Besides LINC00963, the other hub lncRNAs of the positively and negatively co-expressed DElncRNAs-DEmRNAs network were LOC105378415, LOC105377067, HCG27, LOC101928143 and LINC01094. Three PMOP-associated DEmRNAs, including ALPL, SOCS3 and ADM, were common co-expressed DEmRNAs of these hub DElncRNAs, which indicated the importance of these DElncRNAs in PMOP.

As hematopoietic cell lineage and osteoclast differentiation are two well-known pathways in PMOP. DEmRNAs enriched in these two pathways and their co-expressed DElncRNAs may be involved in PMOP by regulating hematopoietic cell lineage or osteoclast differentiation.
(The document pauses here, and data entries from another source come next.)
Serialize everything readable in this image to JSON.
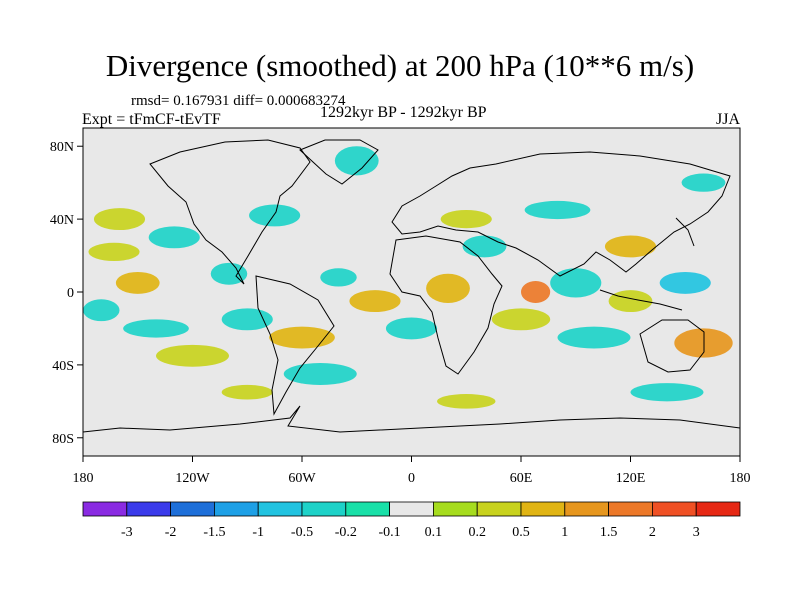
{
  "chart_data": {
    "type": "heatmap",
    "title": "Divergence (smoothed) at 200 hPa (10**6 m/s)",
    "stats": "rmsd= 0.167931 diff= 0.000683274",
    "experiment": "Expt = tFmCF-tEvTF",
    "period": "1292kyr BP - 1292kyr BP",
    "season": "JJA",
    "xlim": [
      -180,
      180
    ],
    "ylim": [
      -90,
      90
    ],
    "x_ticks": [
      -180,
      -120,
      -60,
      0,
      60,
      120,
      180
    ],
    "x_tick_labels": [
      "180",
      "120W",
      "60W",
      "0",
      "60E",
      "120E",
      "180"
    ],
    "y_ticks": [
      80,
      40,
      0,
      -40,
      -80
    ],
    "y_tick_labels": [
      "80N",
      "40N",
      "0",
      "40S",
      "80S"
    ],
    "colorbar": {
      "levels": [
        -3,
        -2,
        -1.5,
        -1,
        -0.5,
        -0.2,
        -0.1,
        0.1,
        0.2,
        0.5,
        1,
        1.5,
        2,
        3
      ],
      "level_labels": [
        "-3",
        "-2",
        "-1.5",
        "-1",
        "-0.5",
        "-0.2",
        "-0.1",
        "0.1",
        "0.2",
        "0.5",
        "1",
        "1.5",
        "2",
        "3"
      ],
      "colors": [
        "#8a2be2",
        "#3b3bea",
        "#1e6fd9",
        "#1ea0e6",
        "#22c3e0",
        "#1ed2c8",
        "#19e0a8",
        "#e8e8e8",
        "#a6dc1e",
        "#c8d21e",
        "#e0b414",
        "#e6961e",
        "#ec7828",
        "#ef5024",
        "#e62814"
      ]
    },
    "blobs": [
      {
        "lon": -150,
        "lat": 5,
        "rlon": 12,
        "rlat": 6,
        "value": 0.8
      },
      {
        "lon": -163,
        "lat": 22,
        "rlon": 14,
        "rlat": 5,
        "value": 0.3
      },
      {
        "lon": -130,
        "lat": 30,
        "rlon": 14,
        "rlat": 6,
        "value": -0.3
      },
      {
        "lon": -140,
        "lat": -20,
        "rlon": 18,
        "rlat": 5,
        "value": -0.4
      },
      {
        "lon": -170,
        "lat": -10,
        "rlon": 10,
        "rlat": 6,
        "value": -0.4
      },
      {
        "lon": -120,
        "lat": -35,
        "rlon": 20,
        "rlat": 6,
        "value": 0.4
      },
      {
        "lon": -160,
        "lat": 40,
        "rlon": 14,
        "rlat": 6,
        "value": 0.3
      },
      {
        "lon": -100,
        "lat": 10,
        "rlon": 10,
        "rlat": 6,
        "value": -0.3
      },
      {
        "lon": -75,
        "lat": 42,
        "rlon": 14,
        "rlat": 6,
        "value": -0.3
      },
      {
        "lon": -90,
        "lat": -15,
        "rlon": 14,
        "rlat": 6,
        "value": -0.4
      },
      {
        "lon": -60,
        "lat": -25,
        "rlon": 18,
        "rlat": 6,
        "value": 0.5
      },
      {
        "lon": -50,
        "lat": -45,
        "rlon": 20,
        "rlat": 6,
        "value": -0.4
      },
      {
        "lon": -30,
        "lat": 72,
        "rlon": 12,
        "rlat": 8,
        "value": -0.3
      },
      {
        "lon": -40,
        "lat": 8,
        "rlon": 10,
        "rlat": 5,
        "value": -0.3
      },
      {
        "lon": -20,
        "lat": -5,
        "rlon": 14,
        "rlat": 6,
        "value": 0.5
      },
      {
        "lon": 0,
        "lat": -20,
        "rlon": 14,
        "rlat": 6,
        "value": -0.3
      },
      {
        "lon": 20,
        "lat": 2,
        "rlon": 12,
        "rlat": 8,
        "value": 0.5
      },
      {
        "lon": 30,
        "lat": 40,
        "rlon": 14,
        "rlat": 5,
        "value": 0.3
      },
      {
        "lon": 40,
        "lat": 25,
        "rlon": 12,
        "rlat": 6,
        "value": -0.3
      },
      {
        "lon": 60,
        "lat": -15,
        "rlon": 16,
        "rlat": 6,
        "value": 0.4
      },
      {
        "lon": 68,
        "lat": 0,
        "rlon": 8,
        "rlat": 6,
        "value": 1.5
      },
      {
        "lon": 90,
        "lat": 5,
        "rlon": 14,
        "rlat": 8,
        "value": -0.5
      },
      {
        "lon": 100,
        "lat": -25,
        "rlon": 20,
        "rlat": 6,
        "value": -0.4
      },
      {
        "lon": 120,
        "lat": 25,
        "rlon": 14,
        "rlat": 6,
        "value": 0.5
      },
      {
        "lon": 120,
        "lat": -5,
        "rlon": 12,
        "rlat": 6,
        "value": 0.4
      },
      {
        "lon": 150,
        "lat": 5,
        "rlon": 14,
        "rlat": 6,
        "value": -0.8
      },
      {
        "lon": 160,
        "lat": -28,
        "rlon": 16,
        "rlat": 8,
        "value": 1.2
      },
      {
        "lon": 140,
        "lat": -55,
        "rlon": 20,
        "rlat": 5,
        "value": -0.3
      },
      {
        "lon": 30,
        "lat": -60,
        "rlon": 16,
        "rlat": 4,
        "value": 0.3
      },
      {
        "lon": -90,
        "lat": -55,
        "rlon": 14,
        "rlat": 4,
        "value": 0.3
      },
      {
        "lon": 80,
        "lat": 45,
        "rlon": 18,
        "rlat": 5,
        "value": -0.3
      },
      {
        "lon": 160,
        "lat": 60,
        "rlon": 12,
        "rlat": 5,
        "value": -0.3
      }
    ]
  }
}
In conclusion, the present study identified five DEmRNAs (ALPL, SOCS3, ADM, SLPI and CD177) co-expressed with DElncRNAs, which may be involved in PMOP. DElncRNAs in PMOP, including LINC00963, LOC105376834, LOC101929866, LOC105374771 and LOC100506113, may be involved in the pathogenesis of PMOP by regulating the expression of their nearby and co-expressed DEmRNAs and the pathway of osteoclast differentiation. The results of the present study may provide a foundation for future investigations of lncRNAs in PMOP and contribute in developing novel diagnostic biomarkers and drug design for PMOP. However, the sample size for RNA sequencing in the present study was small, and the difference in body mass index between the PMOP and NC groups may have affected the results of RNA-sequencing, which were limitations of the study. Although the validation based on GSE56815 and GSE7158 suggested that the RNA-sequencing results were generally reliable, investigations with a larger sample size are required to confirm this conclusion. In addition, further experiments are required to address the biological significance of key lncRNAs and genes in PMOP.